Am I wrong for asking this?

My husband and I were invited to his families annual Halloween party. This is 110% a drinking party and his entire family is also huge pot heads (not saying that in a mean way cause I was as well before I got pregnant). Every year, for the last 9 years, we’ve gone and it’s the same thing. Drink till we’re wasted and smoke a wholeeeeee lotta pot. Kids are actually not allowed because of the craziness lol. It usually lasts till 12-1AM.

I told my husband I really didn’t wanna go this year. I can’t drink, smoke, I’m tired all of the time.. he said okay then he will just go without me. I asked him if he would just stay home with me cause I didn’t want him spending the night out there without me. Especially because there will be an ex of his there who I just don’t feel comfortable with. When we were teens in highschool, he actually cheated on me with her. Yeah, she’s with her new boyfriend now but still. I have been diagnosed with severe anxiety disorder and panic disorder. When it comes to things that trigger me (such as her) I get sick, I shake, I get heart palpitations, light headed. If I was able to go with, I wouldn’t mind it as much. It still makes me anxious but Atleast I’m with him and don’t have to worry about the what ifs. But if I was home all night; the whole time I’d wonder- what if they talk? What if she tries something stupid? Who knows what will happen when everyone is plastered. Her boyfriend is my husbands friend and so I know they’d be around each other all night. Her boyfriend is literally dumb and will walk away sometimes for hours. Not even care what’s going on. She has been left alone with just me and my husband many times cause he literally just leaves and goes and does his own thing. I’m not interested in that. So now my question..

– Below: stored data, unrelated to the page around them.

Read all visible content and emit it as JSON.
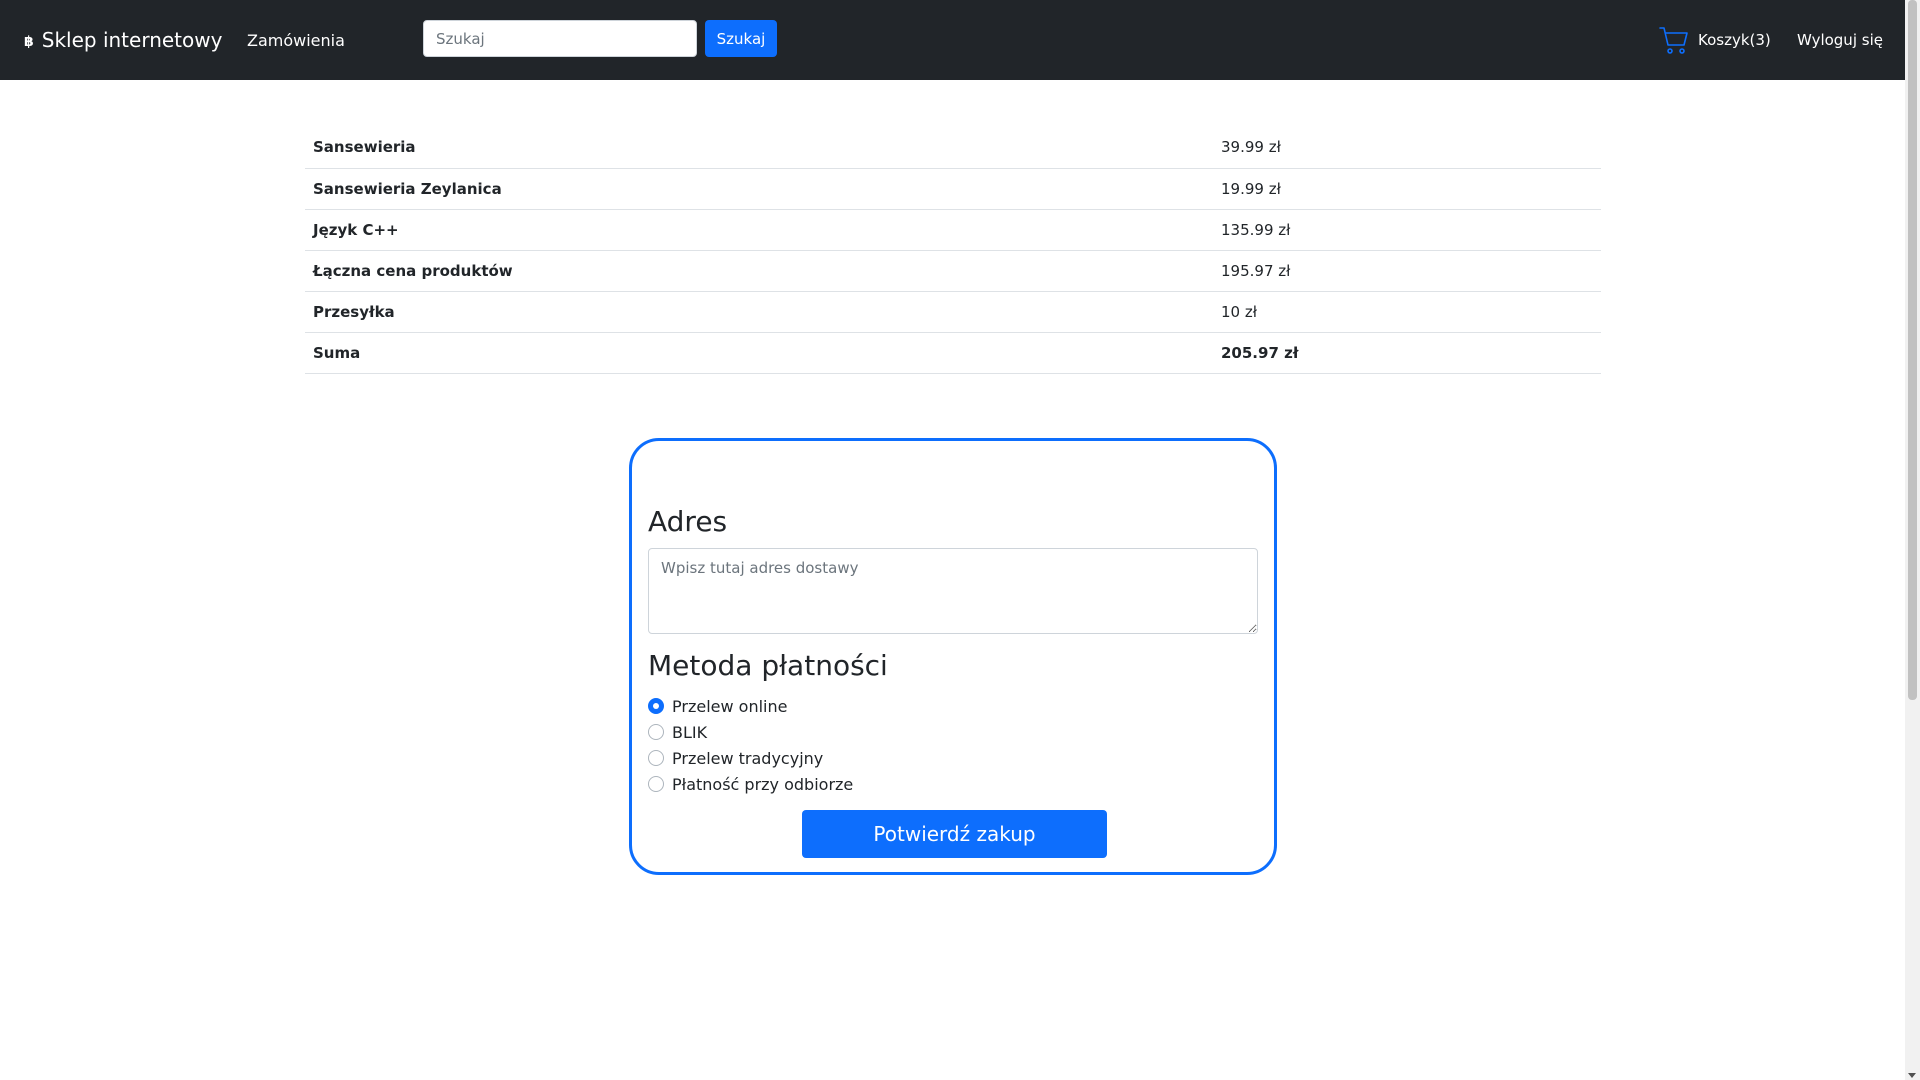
{
  "navbar": {
    "brand_icon": "฿",
    "brand": "Sklep internetowy",
    "orders_link": "Zamówienia",
    "search_placeholder": "Szukaj",
    "search_button": "Szukaj",
    "cart_label": "Koszyk(3)",
    "logout_label": "Wyloguj się",
    "cart_icon": "shopping-cart-icon"
  },
  "order": {
    "rows": [
      {
        "name": "Sansewieria",
        "price": "39.99 zł"
      },
      {
        "name": "Sansewieria Zeylanica",
        "price": "19.99 zł"
      },
      {
        "name": "Język C++",
        "price": "135.99 zł"
      },
      {
        "name": "Łączna cena produktów",
        "price": "195.97 zł"
      },
      {
        "name": "Przesyłka",
        "price": "10 zł"
      },
      {
        "name": "Suma",
        "price": "205.97 zł"
      }
    ]
  },
  "checkout": {
    "address_heading": "Adres",
    "address_placeholder": "Wpisz tutaj adres dostawy",
    "payment_heading": "Metoda płatności",
    "payment_options": [
      {
        "label": "Przelew online",
        "checked": true
      },
      {
        "label": "BLIK",
        "checked": false
      },
      {
        "label": "Przelew tradycyjny",
        "checked": false
      },
      {
        "label": "Płatność przy odbiorze",
        "checked": false
      }
    ],
    "confirm_button": "Potwierdź zakup"
  },
  "colors": {
    "navbar_bg": "#212529",
    "primary": "#0d6efd",
    "cart_icon": "#0d6efd"
  }
}
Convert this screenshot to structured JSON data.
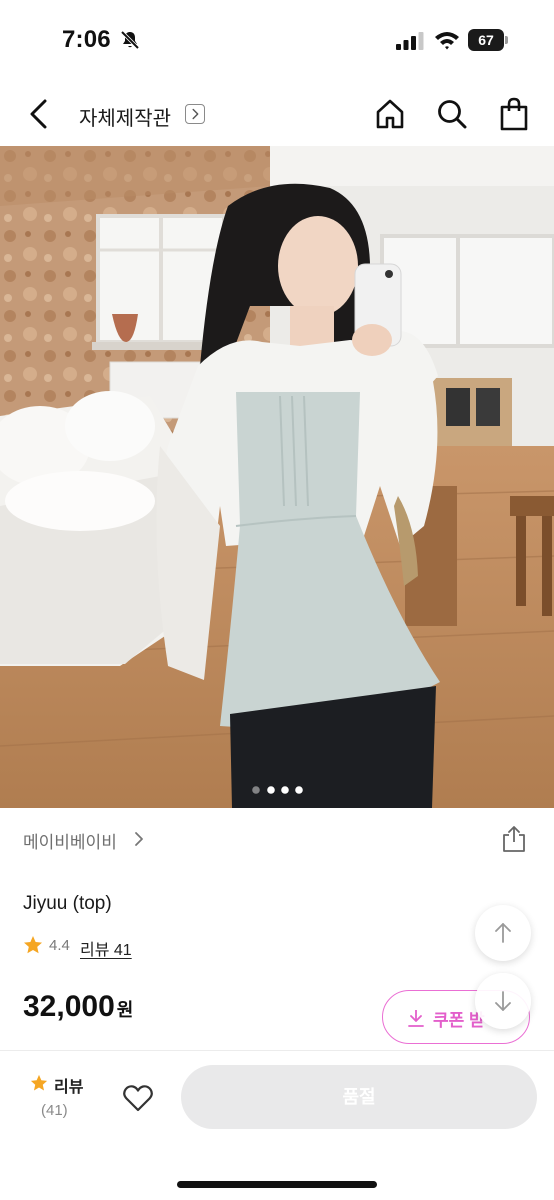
{
  "status_bar": {
    "time": "7:06",
    "battery": "67"
  },
  "header": {
    "store_name": "자체제작관",
    "store_arrow": ">"
  },
  "gallery": {
    "page_count": 4,
    "active_index": 1
  },
  "product": {
    "brand": "메이비베이비",
    "name": "Jiyuu (top)",
    "rating": "4.4",
    "review_link": "리뷰 41",
    "price": "32,000",
    "price_unit": "원"
  },
  "coupon": {
    "label": "쿠폰 받"
  },
  "bottom_bar": {
    "review_label": "리뷰",
    "review_count": "(41)",
    "buy_label": "품절"
  },
  "colors": {
    "accent_pink": "#e35fcb",
    "star_orange": "#f5a623",
    "soldout_gray": "#e9e9ea"
  },
  "icons": [
    "bell-muted-icon",
    "signal-icon",
    "wifi-icon",
    "back-icon",
    "home-icon",
    "search-icon",
    "bag-icon",
    "chevron-right-icon",
    "share-icon",
    "star-icon",
    "download-icon",
    "arrow-up-icon",
    "arrow-down-icon",
    "heart-icon"
  ]
}
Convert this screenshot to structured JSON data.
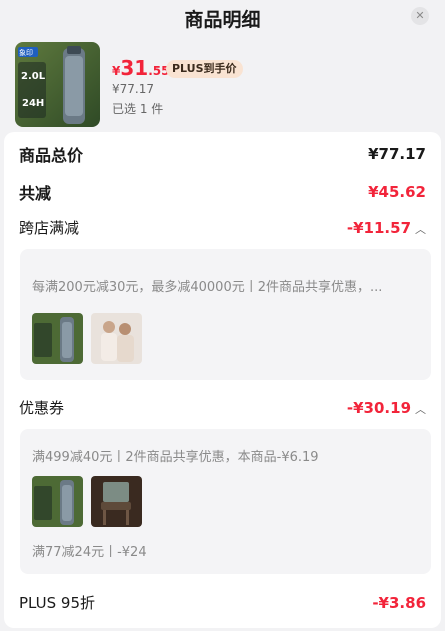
{
  "header": {
    "title": "商品明细",
    "close_icon": "close-icon"
  },
  "product": {
    "price_symbol": "¥",
    "price_int": "31",
    "price_dec": ".55",
    "plus_tag": "PLUS到手价",
    "original_price": "¥77.17",
    "selected_count": "已选 1 件",
    "thumb_badge": "象印",
    "thumb_capacity": "2.0L",
    "thumb_hours": "24H"
  },
  "summary": {
    "total_label": "商品总价",
    "total_value": "¥77.17",
    "reduce_label": "共减",
    "reduce_value": "¥45.62"
  },
  "cross_store": {
    "label": "跨店满减",
    "value": "-¥11.57",
    "detail": "每满200元减30元，最多减40000元丨2件商品共享优惠，..."
  },
  "coupon": {
    "label": "优惠券",
    "value": "-¥30.19",
    "detail1": "满499减40元丨2件商品共享优惠，本商品-¥6.19",
    "detail2": "满77减24元丨-¥24"
  },
  "plus": {
    "label": "PLUS 95折",
    "value": "-¥3.86"
  },
  "colors": {
    "accent_red": "#f2243a",
    "plus_tag_bg": "#f9e3d2"
  }
}
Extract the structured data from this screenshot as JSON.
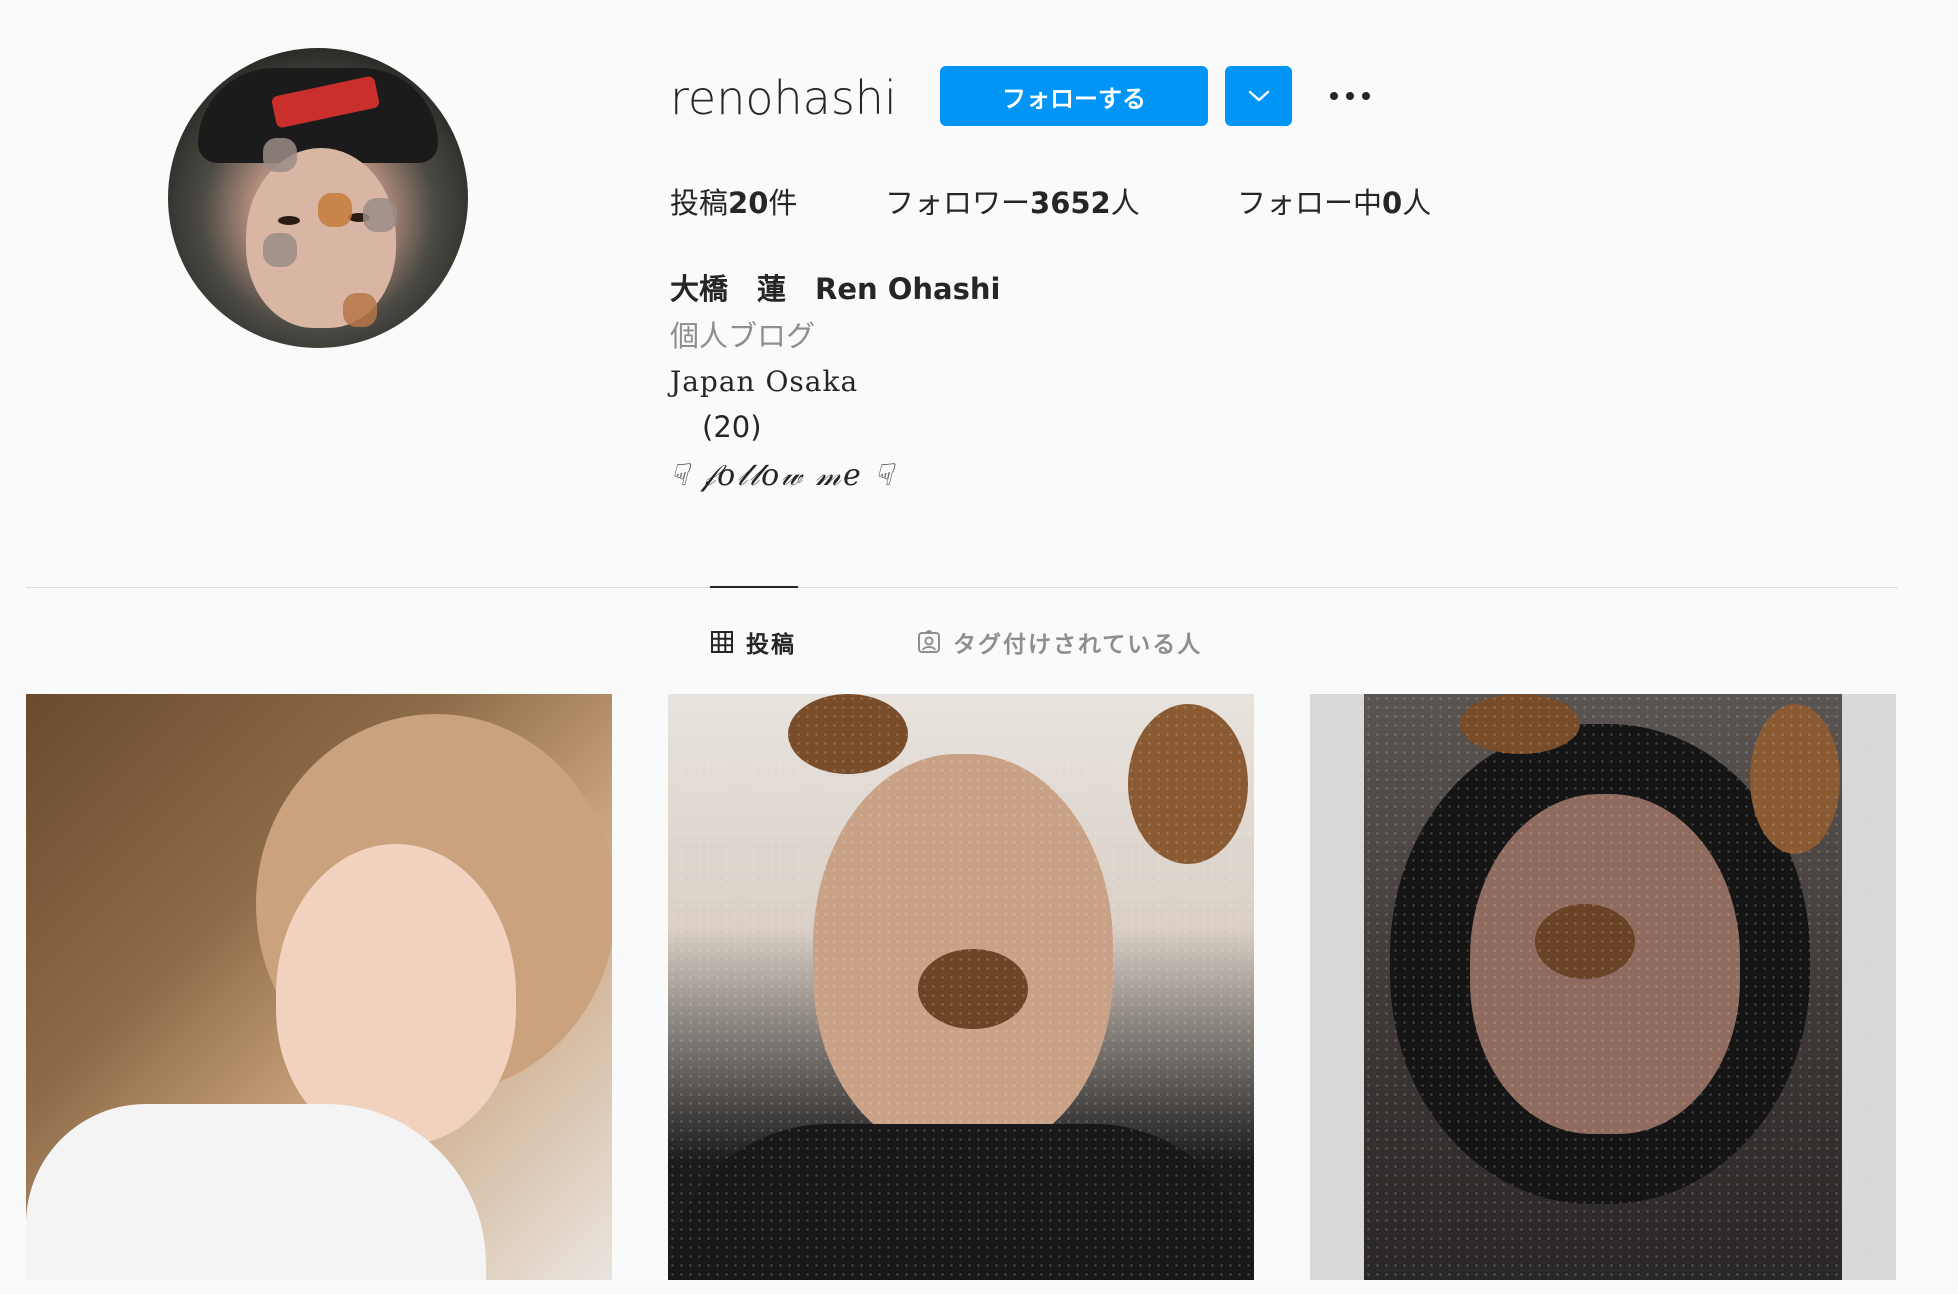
{
  "profile": {
    "username": "renohashi",
    "follow_label": "フォローする",
    "stats": {
      "posts_prefix": "投稿",
      "posts_count": "20",
      "posts_suffix": "件",
      "followers_prefix": "フォロワー",
      "followers_count": "3652",
      "followers_suffix": "人",
      "following_prefix": "フォロー中",
      "following_count": "0",
      "following_suffix": "人"
    },
    "full_name": "大橋　蓮　Ren Ohashi",
    "category": "個人ブログ",
    "bio_lines": [
      "Japan Osaka",
      "(20)",
      "☟ 𝒻𝑜𝓁𝓁𝑜𝓌 𝓂𝑒 ☟"
    ]
  },
  "tabs": {
    "posts_label": "投稿",
    "tagged_label": "タグ付けされている人",
    "active": "posts"
  },
  "colors": {
    "accent": "#0095f6",
    "background": "#fafafa",
    "text": "#262626",
    "muted": "#8e8e8e"
  },
  "icons": {
    "dropdown": "chevron-down-icon",
    "more": "more-horizontal-icon",
    "posts_tab": "grid-icon",
    "tagged_tab": "tagged-person-icon"
  },
  "posts": [
    {
      "description": "selfie"
    },
    {
      "description": "selfie"
    },
    {
      "description": "selfie"
    }
  ]
}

Am I wrong for asking him not to go? My family is actually going to a water park for the night that same night and invited us to go. I asked him if he would go with me to that. He wants to go to this party and me to the water park. I asked him please don’t go to the party. It’s just this year I ask him not to go. pregnancy is temporary. We’ve gone every year before this, and will go next year. Am I wrong for asking that of him?